Songeons que ce qui crée une opposition à nos propres conceptions est facteur de progrès, puisqu’une réaction engendre une contre — réaction. Le caducée où l’on voit les deux serpents monter en spirale et en opposition le long de l’axe vertical en est une illustration. Dans toutes les situations que nous rencontrons, il y a peut-être lieu de rechercher celles qui permettront de réduire, voire d’annuler les oppositions. Il est bien difficile d’admettre parfois que ce qui s’oppose à nos pensées, conceptions et convictions a le droit d’exister. De toute façon, à défaut d’adhérer, nous devons prendre acte et, au-delà, nous interroger sur la raison d’être de la situation, ses raisons, et sur le point qui constitue un problème.

— La vie va si mal ! Le monde est si fou ! Où allons-nous et comment faire pour que tout aille mieux ? me dit enfin l’ami.

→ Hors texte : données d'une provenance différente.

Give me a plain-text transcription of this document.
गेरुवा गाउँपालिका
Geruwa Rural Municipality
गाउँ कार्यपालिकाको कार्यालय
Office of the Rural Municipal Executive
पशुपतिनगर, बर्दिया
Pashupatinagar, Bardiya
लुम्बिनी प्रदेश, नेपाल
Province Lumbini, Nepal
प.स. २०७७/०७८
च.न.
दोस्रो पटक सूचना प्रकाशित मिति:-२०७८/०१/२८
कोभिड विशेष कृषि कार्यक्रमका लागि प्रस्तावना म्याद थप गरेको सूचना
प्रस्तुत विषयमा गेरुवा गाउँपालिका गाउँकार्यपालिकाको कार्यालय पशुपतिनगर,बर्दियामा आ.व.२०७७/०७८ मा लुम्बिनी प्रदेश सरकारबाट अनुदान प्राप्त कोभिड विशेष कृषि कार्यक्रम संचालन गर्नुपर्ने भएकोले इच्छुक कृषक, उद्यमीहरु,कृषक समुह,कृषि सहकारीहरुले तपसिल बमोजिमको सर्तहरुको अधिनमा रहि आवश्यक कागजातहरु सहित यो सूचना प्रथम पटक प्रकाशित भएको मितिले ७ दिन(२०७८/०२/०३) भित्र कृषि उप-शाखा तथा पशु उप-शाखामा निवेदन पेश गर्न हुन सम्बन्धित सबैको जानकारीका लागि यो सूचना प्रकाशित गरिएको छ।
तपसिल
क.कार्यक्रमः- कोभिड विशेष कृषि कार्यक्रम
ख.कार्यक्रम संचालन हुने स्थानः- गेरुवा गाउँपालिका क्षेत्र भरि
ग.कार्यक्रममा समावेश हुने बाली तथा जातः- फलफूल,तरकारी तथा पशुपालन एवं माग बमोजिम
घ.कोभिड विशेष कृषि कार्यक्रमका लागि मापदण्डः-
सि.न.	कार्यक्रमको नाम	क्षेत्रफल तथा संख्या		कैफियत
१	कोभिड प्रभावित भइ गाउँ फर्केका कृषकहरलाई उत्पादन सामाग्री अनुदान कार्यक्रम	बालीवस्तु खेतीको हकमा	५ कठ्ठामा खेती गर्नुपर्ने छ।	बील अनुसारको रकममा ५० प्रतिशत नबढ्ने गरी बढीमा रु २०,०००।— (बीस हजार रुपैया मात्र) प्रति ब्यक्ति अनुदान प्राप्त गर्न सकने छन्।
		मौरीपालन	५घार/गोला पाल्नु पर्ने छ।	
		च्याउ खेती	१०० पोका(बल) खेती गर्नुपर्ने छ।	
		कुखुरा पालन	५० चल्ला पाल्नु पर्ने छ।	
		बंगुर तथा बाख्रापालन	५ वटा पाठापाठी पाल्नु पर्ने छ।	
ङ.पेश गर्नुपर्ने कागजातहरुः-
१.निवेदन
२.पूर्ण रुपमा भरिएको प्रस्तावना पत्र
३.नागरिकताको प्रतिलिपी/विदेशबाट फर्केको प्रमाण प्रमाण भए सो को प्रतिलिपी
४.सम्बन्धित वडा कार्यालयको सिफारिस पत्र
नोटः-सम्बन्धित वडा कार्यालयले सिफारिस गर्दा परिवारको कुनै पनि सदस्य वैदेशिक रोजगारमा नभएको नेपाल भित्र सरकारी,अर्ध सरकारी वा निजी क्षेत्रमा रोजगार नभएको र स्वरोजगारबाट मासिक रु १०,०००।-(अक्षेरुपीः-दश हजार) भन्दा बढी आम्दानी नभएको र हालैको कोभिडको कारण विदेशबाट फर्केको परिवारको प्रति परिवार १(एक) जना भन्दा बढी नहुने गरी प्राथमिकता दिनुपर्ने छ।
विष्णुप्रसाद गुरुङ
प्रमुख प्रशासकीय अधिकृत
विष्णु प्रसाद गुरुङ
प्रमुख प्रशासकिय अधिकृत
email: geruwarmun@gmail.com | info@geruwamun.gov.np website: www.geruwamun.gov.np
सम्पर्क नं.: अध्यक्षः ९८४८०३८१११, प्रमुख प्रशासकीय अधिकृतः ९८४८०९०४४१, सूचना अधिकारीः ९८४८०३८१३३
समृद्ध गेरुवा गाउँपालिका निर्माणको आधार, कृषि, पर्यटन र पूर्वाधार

Pas si simple de trouver des réponses, des solutions, surtout immédiates. On risque l’empressement, le découragement, le désappointement et, au bout, la fatigue, l’abandon et le renoncement. On sent que la tâche est bien trop lourde, démesurée.

J’ai répondu :

— Tu vas essayer de penser, mais pas tout seul, avec moi et encore bien d’autres, des centaines, des milliers, des millions… des milliards d’autres même, que tout peut, que tout va changer très bientôt. Mais pas de doute, hein ! Pas de doute, surtout. Ces petits bouts de chemin attachés les uns aux autres, ça va faire un ruban dont on ne va pas voir la fin. Et rien que pour ça, tu es essentiel !

Il a raccroché, l’ami. Je crois bien qu’il allait déjà mieux, au seul ton de sa voix, quand il m’a dit « À la prochaine ».